Vue de bijoux réalisés avec des diamants synthétiques. (Crédits : Thierry Gromik)
ANALYSE. L'irruption du diamant de culture (ou synthétique) bouleverse non seulement l'économie du marché traditionnel du diamant avec des coûts de production et des prix concurrentiels, mais il remet également en cause l'image et la philosophie qui entourent le diamant minier. Mais pour autant sont-ils incompatibles? Par Didier Julienne, spécialiste des marchés des matières premières (*).

Chaque année, les mineurs de diamants russes, sud-africains, namibiens, canadiens... extraient avec constance environ 150 millions de carats de diamants pour la bijouterie. Hélas, une nouvelle fois depuis 2014, la consommation est défaillante en 2019, à moins 30 % à fin août. Plusieurs éléments contemporains expliquent cette baisse : les tensions commerciales internationales qui accélèrent le cycle économique vers une récession et freinent les ventes sur les deux premiers marchés mondiaux, États-Unis et Chine ; le Brexit qui annonce des pertes de croissances en Europe et en conséquence un déstockage accru dans la filière bijoutière, de la taille à la commercialisation. Comme la production est excessive, elle encourage les mineurs à réduire leur offre. Déjà contrôlée par les principaux producteurs Alrosa et De Beers, elle sera bientôt réduite par l'épuisement puis la fermeture en 2020 de la mine Argyle de Rio Tinto. Ce sont 11 % des volumes mondiaux qui disparaîtront, auxquels s'ajouteront d'ici à 10 ans d'autres diminutions qui doubleront l'attrition, sans être totalement compensée par de nouvelles productions.
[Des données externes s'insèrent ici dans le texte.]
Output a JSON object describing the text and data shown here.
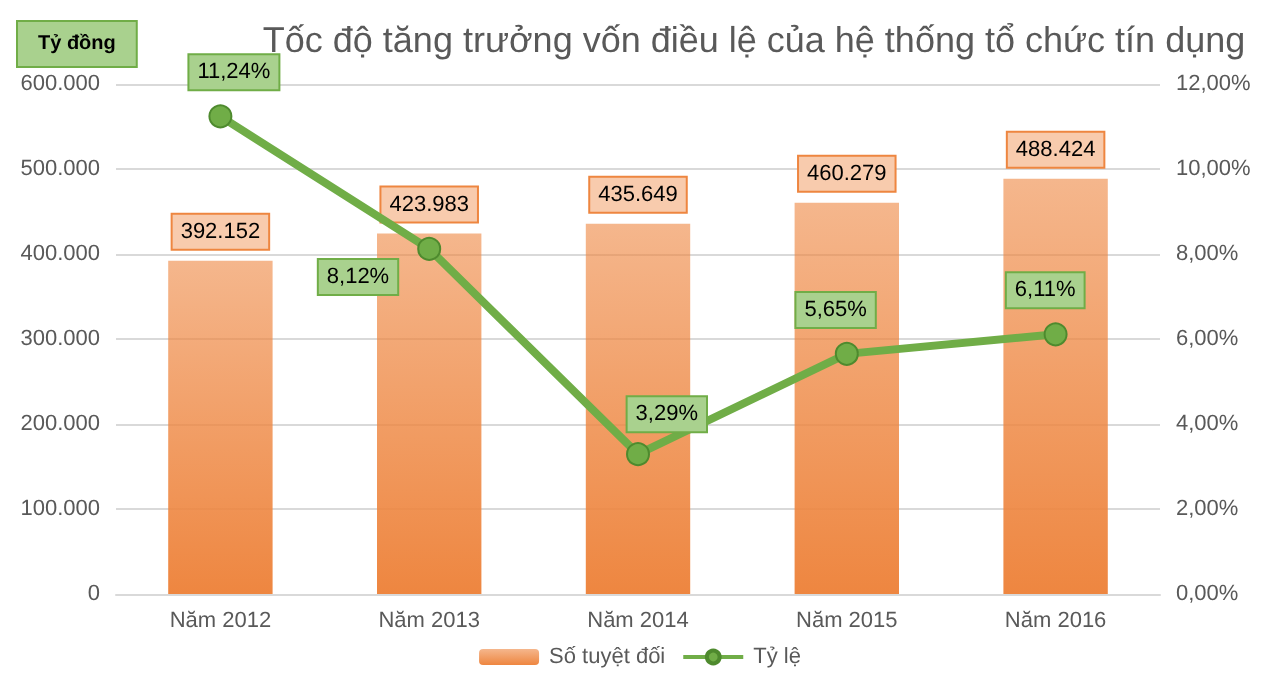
{
  "chart_data": {
    "type": "bar",
    "title": "Tốc độ tăng trưởng vốn điều lệ của hệ thống tổ chức tín dụng",
    "ylabel": "Tỷ đồng",
    "categories": [
      "Năm 2012",
      "Năm 2013",
      "Năm 2014",
      "Năm 2015",
      "Năm 2016"
    ],
    "series": [
      {
        "name": "Số tuyệt đối",
        "type": "bar",
        "color": "#ee8640",
        "values": [
          392152,
          423983,
          435649,
          460279,
          488424
        ],
        "value_labels": [
          "392.152",
          "423.983",
          "435.649",
          "460.279",
          "488.424"
        ]
      },
      {
        "name": "Tỷ lệ",
        "type": "line",
        "axis": "y2",
        "color": "#70ad47",
        "values": [
          11.24,
          8.12,
          3.29,
          5.65,
          6.11
        ],
        "value_labels": [
          "11,24%",
          "8,12%",
          "3,29%",
          "5,65%",
          "6,11%"
        ]
      }
    ],
    "ylim": [
      0,
      600000
    ],
    "yticks": [
      0,
      {
        "value": 100000,
        "label": "100.000"
      },
      {
        "value": 200000,
        "label": "200.000"
      },
      {
        "value": 300000,
        "label": "300.000"
      },
      {
        "value": 400000,
        "label": "400.000"
      },
      {
        "value": 500000,
        "label": "500.000"
      },
      {
        "value": 600000,
        "label": "600.000"
      }
    ],
    "y2lim": [
      0,
      12
    ],
    "y2ticks": [
      {
        "value": 0,
        "label": "0,00%"
      },
      {
        "value": 2,
        "label": "2,00%"
      },
      {
        "value": 4,
        "label": "4,00%"
      },
      {
        "value": 6,
        "label": "6,00%"
      },
      {
        "value": 8,
        "label": "8,00%"
      },
      {
        "value": 10,
        "label": "10,00%"
      },
      {
        "value": 12,
        "label": "12,00%"
      }
    ],
    "grid": "y",
    "legend": "bottom",
    "marker": "circle",
    "line_style": "solid"
  }
}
Parallèlement, la production de diamant de culture (aussi appelé synthétique) pour la bijouterie est en hausse de 50 % chaque année depuis 5 ans, les volumes de 2019 sont attendus proches de 6 millions de carats. Ils auront été fabriqués par des sociétés d'outre-Atlantique, de Chine, d'Inde, de Russie et d'Europe. Chaque pays pouvant produire ses propres diamants, d'ici 10 ans ils auront triplé leur part de marché à 20 %. Pourquoi le phénomène est-il mondial ? Parce que la technologie apporte une solution écologique à la production de diamant. En France, les ventes du leader, Courbet, ont été multipliées par six, plus d'un diamant de culture sur deux y est acheté pour un mariage, le solde pour des célébrations et des achats de plaisir. Bientôt ses pierres seront d'origine France.

Différences de prix

Le diamant minier et le diamant de culture sont à 100 % deux diamants authentiques aux structures identiques. Le premier, vieux de plus d'un milliard d'années, a un coût médian de production de 100 dollars, un carat est vendu en moyenne à 11 .000 dollars ; mais sa production n'est pas éternelle, les mines s'épuisent et les investissements en exploration minière se sont réduits. Le second est fabriqué en trois semaines. Grâce aux économies d'échelle, son coût de production est en baisse continue. A environ 300 dollars, il a déjà été divisé par plus de 10 en 10 ans. Sa fabrication étant par définition sans pénurie, c'est-à-dire d'une certaine manière éternelle, son prix de marché devrait à terme être inférieur au diamant traditionnel, apportant ainsi, comme toute révolution, une équité liée au progrès. Toutefois, en fonction des stratégies de différenciation des détaillants, l'éventail du prix de vente d'un diamant de culture d'un carat est large, entre 9 .000 dollars et 800 dollars.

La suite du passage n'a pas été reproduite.